With complaints of too little time to review the maps and not enough time for public input, the House Redistricting Committee approved the new House and Senate district boundaries that will be used for the first time in the 2012 elections and for the next 10 years.

“Our goal was a fair process that recognizes the population shifts,” said Committee Chairwoman Sarah Anderson (R-Plymouth).

It wasn’t long into the evening meeting, with more than 30 testifiers, when Anderson’s response to the Mankato City Administrator Pat Hentges’ characterization that the city’s proposed split among districts appears to be along gerrymandered lines, led to her to gavel him out of order.

Rep. Karen Clark (DFL-Mpls) asked for mutual respect “We have people who have come distance. I suggest that we hear them out.”

The redistricting plan laid out in HF1425, sponsored by Anderson, keeps the number of House and Senate districts the same at 134 and 67 respectively. The ideal population in each House district would be 39,582 and 79,163 for the Senate. Current Senate districts call for a population of 73,425 and for the House, 36,713.

It appears the plan would pit 20 House incumbents against each other in the next election.

The bill was passed as amended and sent to the House Rules and Legislative Administration Committee. Its companion, SF1248, sponsored by Sen. Geoff Michel (R-Edina) has been referred to the Senate Rules and Administration Committee.

Testifiers raised concerns about consideration of cities that would be divided into two or more districts.

Anderson said the plan would split 42 cities versus the current 46.

Will Rossbach, Maplewood mayor, said his city is currently contained in two House districts, and would be divided into three, if the plan is approved. “You are taking us away from our partners, that we have joint powers agreements with. It is not a situation that will make it easier for us.”

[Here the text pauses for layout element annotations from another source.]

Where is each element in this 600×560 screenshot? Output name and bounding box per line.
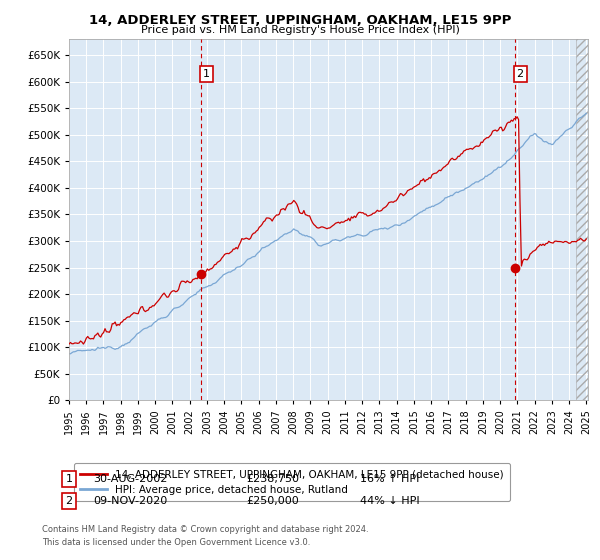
Text: 44% ↓ HPI: 44% ↓ HPI — [360, 496, 419, 506]
Text: Contains HM Land Registry data © Crown copyright and database right 2024.: Contains HM Land Registry data © Crown c… — [42, 525, 368, 534]
Text: £238,750: £238,750 — [246, 474, 299, 484]
Text: This data is licensed under the Open Government Licence v3.0.: This data is licensed under the Open Gov… — [42, 538, 310, 547]
Text: 2: 2 — [65, 496, 73, 506]
Text: 2: 2 — [517, 69, 524, 79]
Text: 30-AUG-2002: 30-AUG-2002 — [93, 474, 167, 484]
Text: £250,000: £250,000 — [246, 496, 299, 506]
Text: Price paid vs. HM Land Registry's House Price Index (HPI): Price paid vs. HM Land Registry's House … — [140, 25, 460, 35]
Text: 14, ADDERLEY STREET, UPPINGHAM, OAKHAM, LE15 9PP: 14, ADDERLEY STREET, UPPINGHAM, OAKHAM, … — [89, 14, 511, 27]
Text: 09-NOV-2020: 09-NOV-2020 — [93, 496, 167, 506]
Text: 1: 1 — [65, 474, 73, 484]
Text: 16% ↑ HPI: 16% ↑ HPI — [360, 474, 419, 484]
Text: 1: 1 — [203, 69, 210, 79]
Legend: 14, ADDERLEY STREET, UPPINGHAM, OAKHAM, LE15 9PP (detached house), HPI: Average : 14, ADDERLEY STREET, UPPINGHAM, OAKHAM, … — [74, 464, 510, 501]
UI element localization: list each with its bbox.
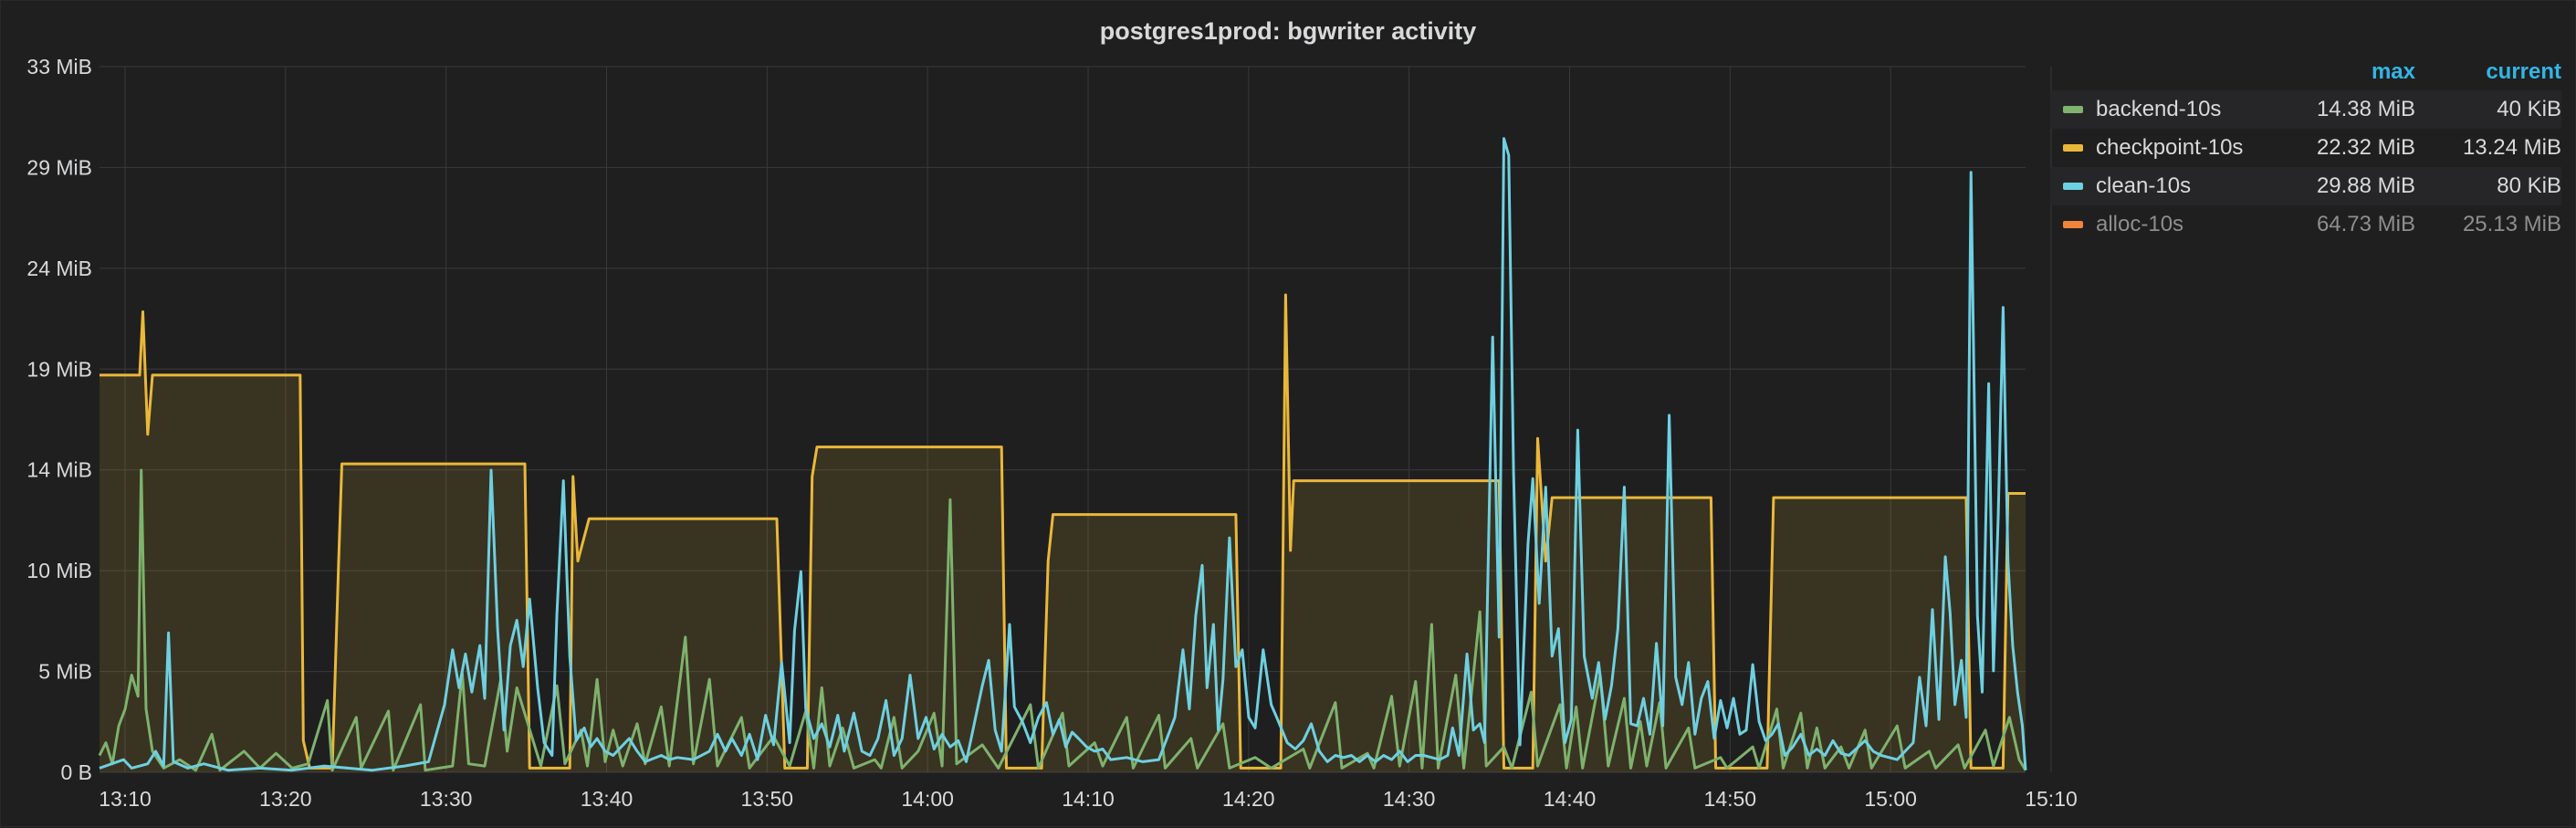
legend-item-current: 80 KiB [2497,173,2561,198]
plot-area[interactable] [98,137,2027,772]
x-tick-label: 15:00 [1864,787,1917,811]
legend-swatch[interactable] [2063,183,2083,190]
legend-item-clean-10s[interactable]: clean-10s 29.88 MiB 80 KiB [2050,167,2561,205]
legend-swatch[interactable] [2063,221,2083,228]
legend-item-alloc-10s[interactable]: alloc-10s 64.73 MiB 25.13 MiB [2050,205,2561,244]
y-tick-label: 29 MiB [26,155,92,179]
legend-item-max: 64.73 MiB [2316,212,2415,236]
legend-header-max[interactable]: max [2371,59,2415,84]
x-tick-label: 14:00 [901,787,954,811]
x-tick-label: 13:20 [259,787,312,811]
legend-item-max: 22.32 MiB [2316,135,2415,160]
grid [99,66,2052,773]
x-tick-label: 14:30 [1383,787,1436,811]
x-tick-label: 14:10 [1062,787,1115,811]
x-tick-label: 14:50 [1704,787,1757,811]
series-line-backend-10s[interactable] [98,468,2027,772]
series-line-checkpoint-10s[interactable] [99,293,2026,770]
legend-swatch[interactable] [2063,144,2083,152]
y-axis: 0 B 5 MiB 10 MiB 14 MiB 19 MiB 24 MiB 29 MiB 33… [26,55,92,784]
legend-item-backend-10s[interactable]: backend-10s 14.38 MiB 40 KiB [2050,90,2561,129]
y-tick-label: 14 MiB [26,458,92,482]
legend-item-max: 29.88 MiB [2316,173,2415,198]
legend-item-name[interactable]: checkpoint-10s [2096,135,2244,160]
legend-item-current: 13.24 MiB [2462,135,2561,160]
y-tick-label: 33 MiB [26,55,92,79]
legend-swatch[interactable] [2063,106,2083,113]
legend-rows: backend-10s 14.38 MiB 40 KiB checkpoint-10s… [2050,90,2561,244]
legend-header: max current [2050,59,2561,90]
x-tick-label: 14:40 [1544,787,1597,811]
y-tick-label: 24 MiB [26,257,92,280]
y-tick-label: 10 MiB [26,559,92,582]
series-line-clean-10s[interactable] [99,137,2027,772]
series-area-checkpoint-10s [99,295,2026,772]
legend-item-name[interactable]: alloc-10s [2096,212,2184,236]
legend-item-name[interactable]: clean-10s [2096,173,2192,198]
legend-header-current[interactable]: current [2486,59,2561,84]
legend-item-max: 14.38 MiB [2316,97,2415,121]
x-tick-label: 15:10 [2025,787,2078,811]
y-tick-label: 5 MiB [38,660,92,684]
x-axis: 13:10 13:20 13:30 13:40 13:50 14:00 14:10 14:20… [99,787,2078,811]
legend-item-current: 40 KiB [2497,97,2561,121]
x-tick-label: 13:50 [741,787,794,811]
x-tick-label: 13:30 [420,787,473,811]
y-tick-label: 19 MiB [26,357,92,381]
x-tick-label: 14:20 [1222,787,1275,811]
legend: max current backend-10s 14.38 MiB 40 KiB ch… [2050,59,2561,244]
x-tick-label: 13:10 [99,787,152,811]
x-tick-label: 13:40 [581,787,634,811]
legend-item-name[interactable]: backend-10s [2096,97,2222,121]
legend-item-checkpoint-10s[interactable]: checkpoint-10s 22.32 MiB 13.24 MiB [2050,129,2561,167]
y-tick-label: 0 B [60,760,92,784]
legend-item-current: 25.13 MiB [2462,212,2561,236]
chart-title: postgres1prod: bgwriter activity [1100,17,1477,45]
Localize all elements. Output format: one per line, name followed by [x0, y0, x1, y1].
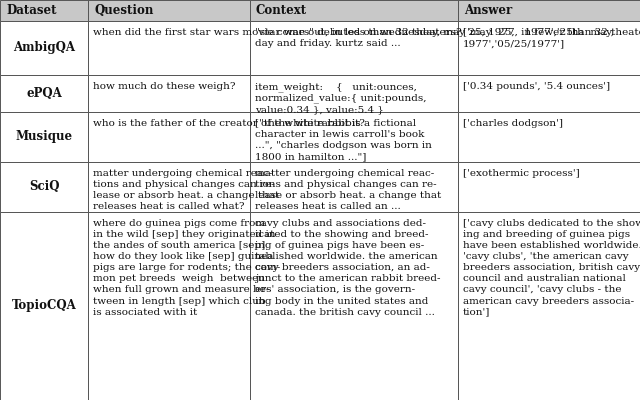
Bar: [0, 212, 88, 400]
Text: where do guinea pigs come from
in the wild [sep] they originated in
the andes of: where do guinea pigs come from in the wi…: [93, 219, 280, 317]
Bar: [0, 0, 88, 21]
Text: ["the white rabbit is a fictional
character in lewis carroll's book
...", "charl: ["the white rabbit is a fictional charac…: [255, 119, 432, 161]
Text: how much do these weigh?: how much do these weigh?: [93, 82, 236, 91]
Text: who is the father of the creator of the white rabbit?: who is the father of the creator of the …: [93, 119, 365, 128]
Text: ['0.34 pounds', '5.4 ounces']: ['0.34 pounds', '5.4 ounces']: [463, 82, 610, 91]
Text: ['charles dodgson']: ['charles dodgson']: [463, 119, 563, 128]
Bar: [88, 75, 250, 112]
Bar: [250, 21, 458, 75]
Text: "star wars" debuted on wednesday, may 25, 1977, in fewer than 32 theaters, and e: "star wars" debuted on wednesday, may 25…: [255, 28, 640, 48]
Bar: [458, 21, 640, 75]
Bar: [250, 0, 458, 21]
Text: ['may  25,   1977','25th  may,
1977','05/25/1977']: ['may 25, 1977','25th may, 1977','05/25/…: [463, 28, 614, 48]
Text: matter undergoing chemical reac-
tions and physical changes can re-
lease or abs: matter undergoing chemical reac- tions a…: [255, 169, 441, 211]
Text: Answer: Answer: [464, 4, 512, 17]
Bar: [250, 162, 458, 212]
Bar: [458, 162, 640, 212]
Text: ['cavy clubs dedicated to the show-
ing and breeding of guinea pigs
have been es: ['cavy clubs dedicated to the show- ing …: [463, 219, 640, 317]
Text: TopioCQA: TopioCQA: [12, 300, 76, 312]
Bar: [250, 112, 458, 162]
Bar: [88, 162, 250, 212]
Bar: [0, 75, 88, 112]
Bar: [88, 212, 250, 400]
Text: Context: Context: [256, 4, 307, 17]
Text: cavy clubs and associations ded-
icated to the showing and breed-
ing of guinea : cavy clubs and associations ded- icated …: [255, 219, 440, 317]
Bar: [0, 162, 88, 212]
Bar: [250, 75, 458, 112]
Bar: [250, 212, 458, 400]
Text: AmbigQA: AmbigQA: [13, 41, 75, 54]
Text: Dataset: Dataset: [6, 4, 56, 17]
Text: ['exothermic process']: ['exothermic process']: [463, 169, 580, 178]
Bar: [458, 75, 640, 112]
Bar: [458, 112, 640, 162]
Text: matter undergoing chemical reac-
tions and physical changes can re-
lease or abs: matter undergoing chemical reac- tions a…: [93, 169, 279, 211]
Bar: [88, 0, 250, 21]
Bar: [458, 212, 640, 400]
Bar: [88, 112, 250, 162]
Text: item_weight:    {   unit:ounces,
normalized_value:{ unit:pounds,
value:0.34 }, v: item_weight: { unit:ounces, normalized_v…: [255, 82, 426, 114]
Text: ePQA: ePQA: [26, 87, 62, 100]
Bar: [0, 21, 88, 75]
Bar: [458, 0, 640, 21]
Text: SciQ: SciQ: [29, 180, 60, 193]
Bar: [88, 21, 250, 75]
Text: when did the first star wars movie come out, in less than 32 theaters?: when did the first star wars movie come …: [93, 28, 461, 37]
Bar: [0, 112, 88, 162]
Text: Musique: Musique: [15, 130, 72, 143]
Text: Question: Question: [94, 4, 154, 17]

Before voting on the bill, Rep. Kurt Daudt (R-Crown) called for members to use committee time to review data to make sure the map adheres to principles earlier adopted and not to political talking points.

“The process was very open,” he said. “I just want to say, as a new member, I’m very impressed with the process we have gone through.”

Rep. Paul Marquart (DFL-Dilworth) called for more review time. “For the first time in 100 years, we could send a message to the citizens and come up with a plan that is bipartisan and signed by the governor.”